On her birthday that year, nurses at the hospital got her a birthday cake. Her friends visited her with cake too. “It helped take my mind off what had happened for a bit, but there was also an emptiness within,” Natalie admitted. “There were thoughts of, I should be pregnant today.”
She allows herself to feel sad on August 23, and writes messages to her triplets—Adam, Emma, and Eva. The messages are tied to balloons that she releases to the heavens.
Meanwhile, she has accepted that the triplets were God’s gift to her, and like other gifts from God, they are meant to be enjoyed, but God does not promise how long these gifts would stay with them.
“When I look back at the six months we spent with the triplets, we really had a lot of fun. We enjoyed having them and they were loved by many people. We travelled with them and they ate a lot of good food.
“As fleeting as that period of time was, it was a part of my life that I loved. And the pain comes from loving them. I agree with a quote that a friend shared—‘you hurt deeply because you love deeply.’”
She continues to celebrate her birthday on August 24. “I’d like to imagine that when the children look down on us from heaven, they also want to see their parents happy. If we don’t stop feeling sad, they’ll feel sad too.”
On August 6, she also celebrates the birthday of Baby Hannah, whom the couple adopted last year. After the loss of her triplets and other medical scans, the couple found that the chances of her getting pregnant again would be very slim, so they considered adoption. Hannah came into the family at seven weeks old.

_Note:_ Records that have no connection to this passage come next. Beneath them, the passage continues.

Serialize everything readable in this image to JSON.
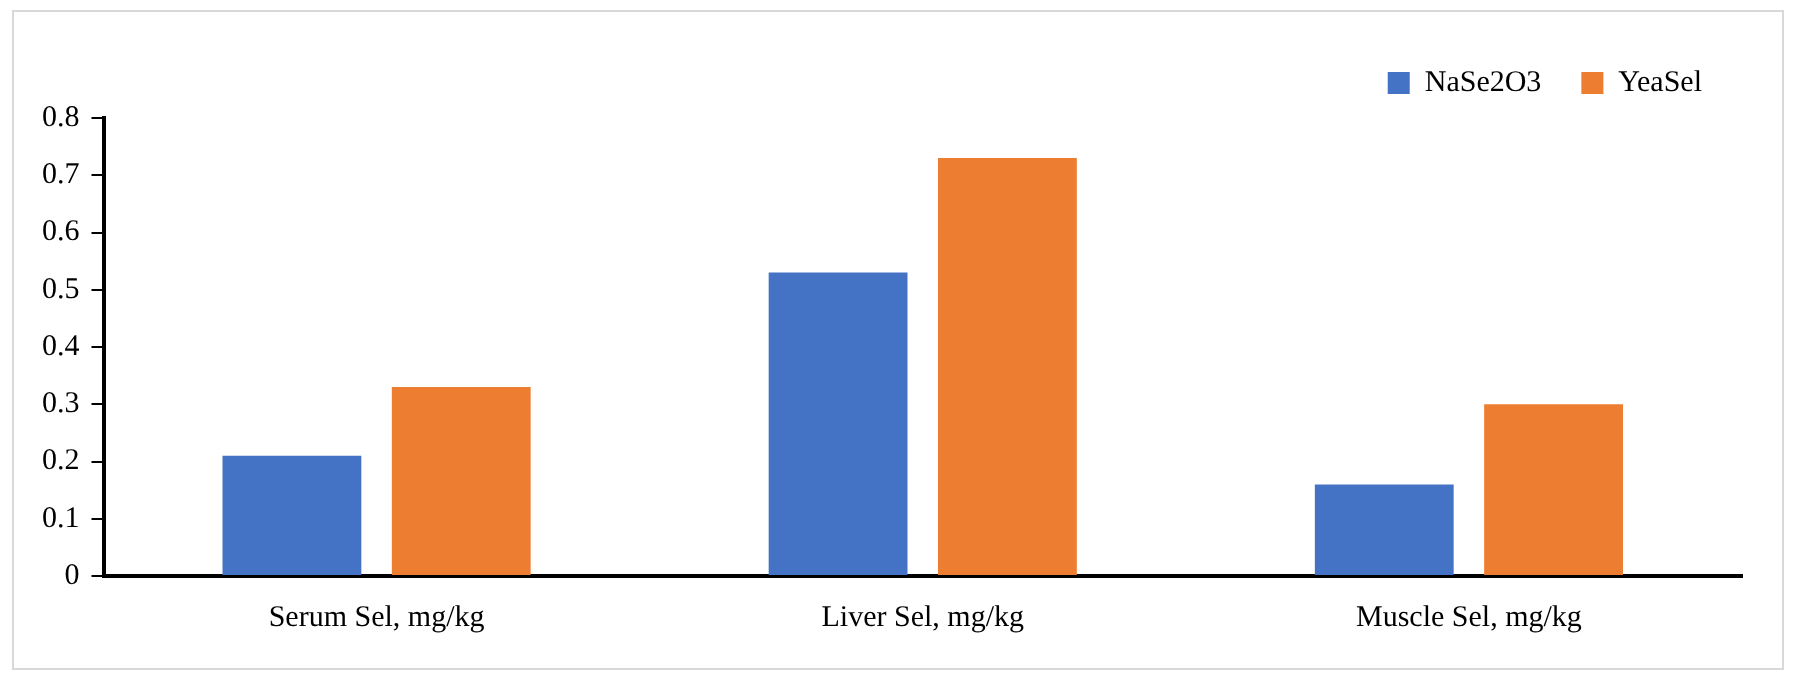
{
  "chart_data": {
    "type": "bar",
    "categories": [
      "Serum Sel, mg/kg",
      "Liver Sel, mg/kg",
      "Muscle Sel, mg/kg"
    ],
    "series": [
      {
        "name": "NaSe2O3",
        "color": "#4472c4",
        "values": [
          0.21,
          0.53,
          0.16
        ]
      },
      {
        "name": "YeaSel",
        "color": "#ed7d31",
        "values": [
          0.33,
          0.73,
          0.3
        ]
      }
    ],
    "ylim": [
      0,
      0.8
    ],
    "yticks": [
      0,
      0.1,
      0.2,
      0.3,
      0.4,
      0.5,
      0.6,
      0.7,
      0.8
    ],
    "grid": false,
    "legend": "top right"
  }
}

Even as Natalie welcomes Baby Hannah, she recognises that every child is unique and precious, and this baby is not a replacement to her triplets: “A loss is a loss. Having another child doesn’t replace the child you lost.”
Baby Hannah has been a smiley child who hardly cries. During the times when Hannah cried but Natalie could not understand why, she wondered if the parent-child bond was not strong enough, and whether this was because Hannah was adopted. But she’s learnt that her concerns were unfounded as mothers of biological children have similar feelings and questions too.
The stay-home mother with a patisserie diploma from the UK is currently pursuing an advanced diploma in counselling psychology, so she can support women who have gone through pregnancy loss. In January 2022, Natalie started doing practicum work for her diploma with the same Christian grief counsellor that helped her during her own grief journey.
“Not that anything would ever justify the loss, but I need to do something that would make the loss meaningful.”
Amid all that she went through, her belief in God’s existence has not wavered. Despite the anger she felt towards God, she chose to cling on to Him.
Citing the example of Job in the Bible, Natalie said: “We’re allowed to be angry with God, but it’s never to pull away. It’s easy to want to blame God and say that He took whatever we were hoping for.
“But when I think about what He gives us as gifts, what he places in our lives for us to enjoy, we don’t really deserve them in the first place. That we even get to have them—whether it’s for a few days, a few weeks, or a lifetime—it’s already a bonus.”
“To have been able to carry three heartbeats in my body, along with my own heartbeat, for that amount of time, I don’t regret that. I would never say that I wished it never happened.”
Natalie hopes that by sharing her story, she will be able to help other women with similar experiences. “Prenatal loss and infertility issues are rarely spoken about, especially in Asian cultures. We need to talk more about it, because no one should ever feel alone. You are never alone.”
She added: “I desire to create a legacy for our children and to give meaning to their premature passing. Helping others and supporting those going through a similar path of loss is part of the memory I want to create with my children.”